Minnesota Budget Has Schools Struggling With Liquidity

CHICAGO — With new budgets to fund and the start of the school year around the corner, the season of short-term borrowing is in full swing for Minnesota school districts grappling with heightened liquidity challenges following the state’s adoption of a budget that further delays some aid payments.

The state last month ended a three-week shutdown with Gov. Mark Dayton and lawmakers agreeing to erase the remaining $1.4 billion of a $5 billion deficit in a two-year $35 billion budget by leveraging the state’s settlement with tobacco companies and delaying school payments.

Overall, the state will save $2.1 billion in the fiscal budget for the biennium that began July 1 by shifting school aid payments into the subsequent budget year.
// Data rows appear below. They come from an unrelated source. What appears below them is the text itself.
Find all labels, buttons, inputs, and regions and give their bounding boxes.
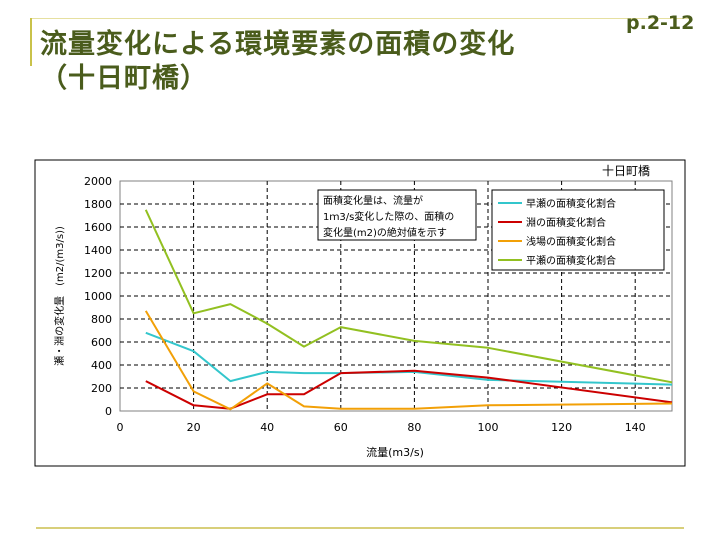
series-lines [144,209,673,411]
y-tick-label-800: 800 [91,313,112,326]
series-line-3 [144,310,673,411]
legend-label-1: 早瀬の面積変化割合 [526,197,616,210]
legend-label-3: 浅場の面積変化割合 [526,235,616,248]
y-tick-label-600: 600 [91,336,112,349]
x-tick-label-80: 80 [407,421,421,434]
chart-title: 十日町橋 [602,164,650,178]
legend-label-2: 淵の面積変化割合 [526,216,606,229]
slide-title: 流量変化による環境要素の面積の変化 （十日町橋） [40,28,515,96]
x-tick-label-100: 100 [478,421,499,434]
y-tick-label-1000: 1000 [84,290,112,303]
x-axis-title: 流量(m3/s) [366,445,424,459]
y-axis-title: 瀬・淵の変化量 (m2/(m3/s)) [53,226,66,366]
x-tick-label-0: 0 [117,421,124,434]
x-tick-label-60: 60 [334,421,348,434]
annotation-line-3: 変化量(m2)の絶対値を示す [323,226,447,239]
series-line-2 [145,369,673,410]
series-line-4 [144,209,673,384]
series-line-1 [145,331,673,386]
y-tick-label-400: 400 [91,359,112,372]
y-tick-label-1800: 1800 [84,198,112,211]
top-rule [30,18,690,19]
y-tick-label-1400: 1400 [84,244,112,257]
x-tick-label-20: 20 [187,421,201,434]
bottom-rule [36,527,684,529]
y-tick-label-1200: 1200 [84,267,112,280]
title-accent-bar [30,18,32,66]
x-tick-label-40: 40 [260,421,274,434]
x-tick-label-120: 120 [551,421,572,434]
axes: 0 200 400 600 800 1000 1200 1400 1600 1800 2000 0 20… [84,175,646,434]
y-tick-label-200: 200 [91,382,112,395]
page-number: p.2-12 [626,12,695,34]
annotation-box [317,189,477,241]
annotation-line-1: 面積変化量は、流量が [323,194,423,207]
y-tick-label-2000: 2000 [84,175,112,188]
annotation-line-2: 1ｍ3/s変化した際の、面積の [323,210,454,223]
slide-title-line2: （十日町橋） [40,63,208,94]
y-tick-label-1600: 1600 [84,221,112,234]
slide-title-line1: 流量変化による環境要素の面積の変化 [40,29,516,60]
y-tick-label-0: 0 [105,405,112,418]
x-tick-label-140: 140 [625,421,646,434]
legend-box [491,189,665,271]
legend-label-4: 平瀬の面積変化割合 [526,254,616,267]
Under the plan, the state will make good in the current fiscal year on 60% of aid owed to districts while 40% will be pushed off. That’s up from a 70-30 split adopted in the last biennial budget. “That’s a 40% receivable districts will carry,” said Gary Olsen, an advisor at Ehlers. “This is a significant delay in the payment cycle.”

The delays have strained district budgets and forced them to focus more acutely on liquidity, managing it through various methods. Those include increased short-term borrowing through certificates, setting up lines of credit and going to voters to seek hikes in their operating levies.

As a result of the delays, Olsen said, “we are seeing a combination of more districts borrowing and some districts borrowing more dollars.”

Ehlers’ school district clients selling aid anticipation certificates over the next month include the Martin County West Independent School District No. 2448, with $2.3 million; the Richfield Independent School District No. 280, with $16.5 million; the Fridley Independent School District No. 14, with $8 million; and the Caledonia Independent School District No. 299, with $2.8 million.

The list also includes the Perham-Dent Independent School District No. 549, with $2.9 million; the West St. Paul Independent School District No. 197, with $14 million; the Itasca Independent School District No. 318, with $12.7 million; and the Windom Independent School District No. 177, with $2.2 ­million.

The Minnesota Tax and Aid Anticipation Borrowing Pool, sponsored by the Minnesota School Boards Association and Minnesota Service Cooperatives, last week sold $216 million of certificates of participation to provide cash-flow help for 59 participants. The notes, which mature Sept. 11, 2012, captured a yield of 0.27%, for a true interest cost of 0.35%, said Springsted Inc. advisor Stacy Seeland. Springsted is advisor for the program and Piper Jaffray & Co. is the underwriter.

The number is up dramatically from the $118 million sold in 2009, but is down from the program’s sale last summer of $271 million. Seeland and her colleague, advisor Patricia Heminover, anticipate more districts will participate in a fall sale. Under state law, districts’ short-term cash-flow borrowing must be repaid by Sept. 30 of the next fiscal year.

“We had prepared districts off the bat for the delays and think quite a few decided to hold back and wait” to see the final shape of the state budget, Heminover said.

The pooled program carries top short-term credit marks and credit enhancement from the Minnesota School District Credit Enhancement Program. Debt service on each district loan is secured by its own general obligation unlimited tax pledge.

Mike Hoheisel, a senior vice president at Northland Securities Inc., said many of his clients have chosen to set up lines of credit. They carry a higher annual interest rate in the 3% range than a certificate issue but most tap the line for only short cycles. “Some are either borrowing more or seeking lines of credit, but some are also asking voters to increase operating levies,” he said.

The School Boards Association recently released the results of a survey showing that 131 districts are considering asking voters on the November ballot questions for levy increases or bonding and capital project approval.

“The 131 schools requesting help is the largest number of school districts going out for a vote in a decade,” the association said. “Of the 131, 121 are going out for an operating levy vote, 10 districts are specifically going out for a bond or capital projects levy, and several are going out for both a levy and bond. The previous high mark was 101 districts asking for an operating levy in 2007.” The official deadline for most districts to notify counties of their intent to ask for a referendum is Aug. 26.